Fire erupted in her stomach and she leapt like a hyena onto his bed, ripping the remote from his hand before throwing it into the TV, shattering the glass with satisfying force.
He jerked forward, but she held him down, staring at him until he finally met her gaze.
"Listen to me. You're going to explain how you're magically healed. Or I can get my lawyer to have you explain it to a jury."
"Will you at least get off of me?"
"No."
He sighed. "I don't really think this is appropriate."
She lifted him off the bed and slammed his shoulders into the bedpost with a loud thunk. Based on the wild look in his eyes, that had finally gotten his attention.
"All right, well, I've been really improving these past few weeks," he coughed the saddest fake cough the world had ever seen before he continued, "but I've just been so lonely and Gretel was really patient with me." He tried to make his chin quiver, but it looked more like a baby learning how to nod its head for the first time.
"So Gretel Miracle Worker-ed you until you could do her against the wall?"
"Well, it didn't really start against the wall, per say."
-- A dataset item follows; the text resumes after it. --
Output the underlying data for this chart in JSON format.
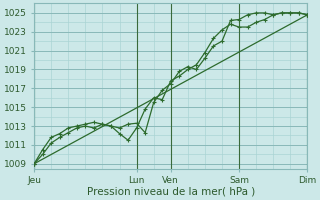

"Mmmhmm," she huffed, rolled off of him, and then grabbed his charts from the bottom of his bed. After years of sitting through all of his tests and procedures, she'd learned to decipher most of what they said, though doctor handwriting was still something of a mystery. "Well this is odd."
"What's that?" He groaned and rolled over in the bed, pulling his sheets over his face.
"All of your specialists say you're doing fine. The checkups for the drug treatments say you're performing at record rates. And yet Gretel's reports say that you're getting worse every day. Isn't that curious?" She threw the clipboard onto the ground.
"Well, some days are better than others." Even he couldn't make his response sound less lame than it was.
"Get your shit and go," she said, crossing back to the door.
"But baby, I'm so sick. I need you," he gave another deplorable excuse for a cough.
"Well thank goodness you have Gretel to care for you. And she's a nurse. I'm sure she could take care of you for a long time with all the money you two have been stealing from me."
"Well, stealing is a little—"
"While you were lying about your illness—"
"More a sin of omission, wouldn't you—"
"Do I look like I'm interested?" She was fighting the urge not to douse the place in gasoline and watch it all go up in flames. She couldn't think about the repercussions. Right now, she only had one mission—and that was getting rid of her almost-lawfully-wedded lowlife once and for all. "Pack up your shit and leave."
She slammed the door behind her, and collected a few pieces of fruit from the kitchen, stuffing them in her purse before she made her way to the door. She wouldn't be here while he packed everything away, asking for help because his hands seized up or whatever else he could come up with to get out of the work.